Homocysteine antagonizes NO production via multiple pathways that include inhibition of arginine transport,41 pro-oxidant behavior,42 and by inhibition of the breakdown of the NOS inhibitor asymmetric dimethylarginine (ADMA).43 Homocysteine inhibits dimethylarginine dimethylaminohydrolase (DDAH), which is responsible for degrading ADMA. The findings of the present study suggest that elevated Hcy is correlated with significant reductions in wound NO bioactivity by measurement of wound fluid NOx. Significantly decreased wound NO bioactivity could lead to impaired wound healing by inhibiting NO production, wound granulation tissue formation, VEGF-mediated wound angiogenesis, collagen deposition, epidermal migration, and re-epithelization.1–4,16,44
Elevated serum Hcy may also inhibit wound repair by altering normal thrombosis and by occupying the fibronectin domain of fibrin during provisional wound matrix formation.45 These studies demonstrated that Hcy binds to fibronectin by up to 62% and that Hcy binding is increased with increasing Hcy concentration.45 These alterations significantly threaten the structural integrity of the wound matrix, as the appearance of fibronectin and the appropriate integrin receptors that bind fibronectin, fibrin, or both to fibroblasts appears to be the rate-limiting step in the formation of wound granulation tissue.46 Homocysteine has also been observed to inhibit angiogenesis47 and may impair collagen metabolism.48 The combined effects of elevated Hcy on the inhibition of wound NO and, perhaps, the competitive inhibition of fibronectin-binding sites for fibrin may represent mechanisms by which elevated Hcy impairs wound healing (Figure 6).

Conclusion

The findings of this preliminary clinical study suggest that untreated, elevated Hcy should be considered an important risk factor for impaired wound healing with dermal substitute therapy and may be a common finding among chronic wound patients. A significant feature of elevated Hcy-mediated wound healing impairment may be its association with significantly decreased wound NO bioactivity, which is mediated by multiple pathways. Deficient wound NO bioactivity may be evaluated by use of wound fluid NOx measurements, which may also function as a diagnostic tool for the prediction of impaired wound healing and a method of monitoring wound treatments designed to promote the healing of chronic wounds. This study also provides evidence that the correction of elevated Hcy in a patient with impaired wound healing may promote increased wound NO bioactivity and the return of normal healing processes.
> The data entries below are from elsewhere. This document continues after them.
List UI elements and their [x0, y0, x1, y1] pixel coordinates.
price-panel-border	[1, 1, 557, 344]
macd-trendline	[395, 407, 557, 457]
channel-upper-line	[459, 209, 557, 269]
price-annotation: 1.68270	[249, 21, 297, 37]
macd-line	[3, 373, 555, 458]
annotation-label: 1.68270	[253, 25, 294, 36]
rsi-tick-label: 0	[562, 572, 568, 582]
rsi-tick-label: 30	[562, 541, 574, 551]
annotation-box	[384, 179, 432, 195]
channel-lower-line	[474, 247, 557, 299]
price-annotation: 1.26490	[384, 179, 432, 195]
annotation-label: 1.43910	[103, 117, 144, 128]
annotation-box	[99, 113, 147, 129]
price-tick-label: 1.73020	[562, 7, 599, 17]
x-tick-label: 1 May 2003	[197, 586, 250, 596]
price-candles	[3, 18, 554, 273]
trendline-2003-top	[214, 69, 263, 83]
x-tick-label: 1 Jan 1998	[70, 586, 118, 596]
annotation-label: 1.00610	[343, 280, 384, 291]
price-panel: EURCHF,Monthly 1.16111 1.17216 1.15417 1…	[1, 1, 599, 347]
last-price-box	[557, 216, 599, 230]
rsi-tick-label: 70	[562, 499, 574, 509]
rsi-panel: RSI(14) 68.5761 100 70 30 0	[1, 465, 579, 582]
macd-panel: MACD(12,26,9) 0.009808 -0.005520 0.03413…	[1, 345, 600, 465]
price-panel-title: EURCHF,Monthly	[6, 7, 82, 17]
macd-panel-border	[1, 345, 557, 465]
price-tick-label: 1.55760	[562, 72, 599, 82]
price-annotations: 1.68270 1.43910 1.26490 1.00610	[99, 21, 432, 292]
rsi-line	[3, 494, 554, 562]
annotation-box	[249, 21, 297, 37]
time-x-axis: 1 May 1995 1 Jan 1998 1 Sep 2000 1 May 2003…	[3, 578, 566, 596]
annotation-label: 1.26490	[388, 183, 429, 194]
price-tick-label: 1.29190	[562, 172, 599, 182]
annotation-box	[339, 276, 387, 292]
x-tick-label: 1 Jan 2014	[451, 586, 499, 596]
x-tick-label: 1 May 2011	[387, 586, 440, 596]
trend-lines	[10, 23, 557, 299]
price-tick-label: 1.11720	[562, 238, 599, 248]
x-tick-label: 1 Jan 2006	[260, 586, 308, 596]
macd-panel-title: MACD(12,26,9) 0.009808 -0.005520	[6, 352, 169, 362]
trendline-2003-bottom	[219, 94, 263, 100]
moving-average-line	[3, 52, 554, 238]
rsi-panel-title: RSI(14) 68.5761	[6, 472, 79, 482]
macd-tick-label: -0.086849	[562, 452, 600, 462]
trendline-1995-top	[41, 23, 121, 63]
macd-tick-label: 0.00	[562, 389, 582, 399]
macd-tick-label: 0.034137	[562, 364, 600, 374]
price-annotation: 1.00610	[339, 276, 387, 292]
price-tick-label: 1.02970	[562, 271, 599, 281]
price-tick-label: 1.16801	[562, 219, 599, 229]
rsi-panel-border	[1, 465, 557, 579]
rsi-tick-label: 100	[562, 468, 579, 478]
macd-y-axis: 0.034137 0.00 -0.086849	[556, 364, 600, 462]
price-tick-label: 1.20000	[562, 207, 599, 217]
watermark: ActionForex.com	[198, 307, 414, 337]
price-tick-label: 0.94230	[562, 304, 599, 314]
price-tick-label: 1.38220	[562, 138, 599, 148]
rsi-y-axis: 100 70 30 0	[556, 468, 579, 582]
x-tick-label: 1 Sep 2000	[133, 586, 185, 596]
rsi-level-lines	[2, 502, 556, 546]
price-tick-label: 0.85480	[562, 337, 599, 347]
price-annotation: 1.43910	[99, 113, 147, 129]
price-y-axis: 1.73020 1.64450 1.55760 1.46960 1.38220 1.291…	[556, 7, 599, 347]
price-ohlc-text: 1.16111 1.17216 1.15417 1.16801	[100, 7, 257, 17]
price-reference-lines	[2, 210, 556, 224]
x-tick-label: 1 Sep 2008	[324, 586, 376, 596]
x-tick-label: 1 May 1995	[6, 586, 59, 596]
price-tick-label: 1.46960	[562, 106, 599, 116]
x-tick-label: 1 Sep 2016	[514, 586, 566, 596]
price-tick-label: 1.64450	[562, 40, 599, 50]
Further research is needed to evaluate the relative contribution of the multifaceted aspects of elevated Hcy that antagonize NO production, wound NO bioactivity, and possibly the integrity of provisional wound matrix formation. The combination therapy of L-methylfolate, pyridoxal 5’-phosphate, and methylcobalamin is recommended as an effective treatment for lowering elevated Hcy when it is encountered in the chronic wound patient.

Acknowledgment

The authors thank Ms. Lennie J. Samsell for technical assistance in the performance of laboratory measurements for these studies and also acknowledge the assistance of the nursing staff of the HCA/Retreat Hospital Wound Healing Center for patient management and data collection performed in this study.
This study was funded in part by the National Institutes of Health (NIH), Bethesda, Md (NIH Grant R01-DK56843).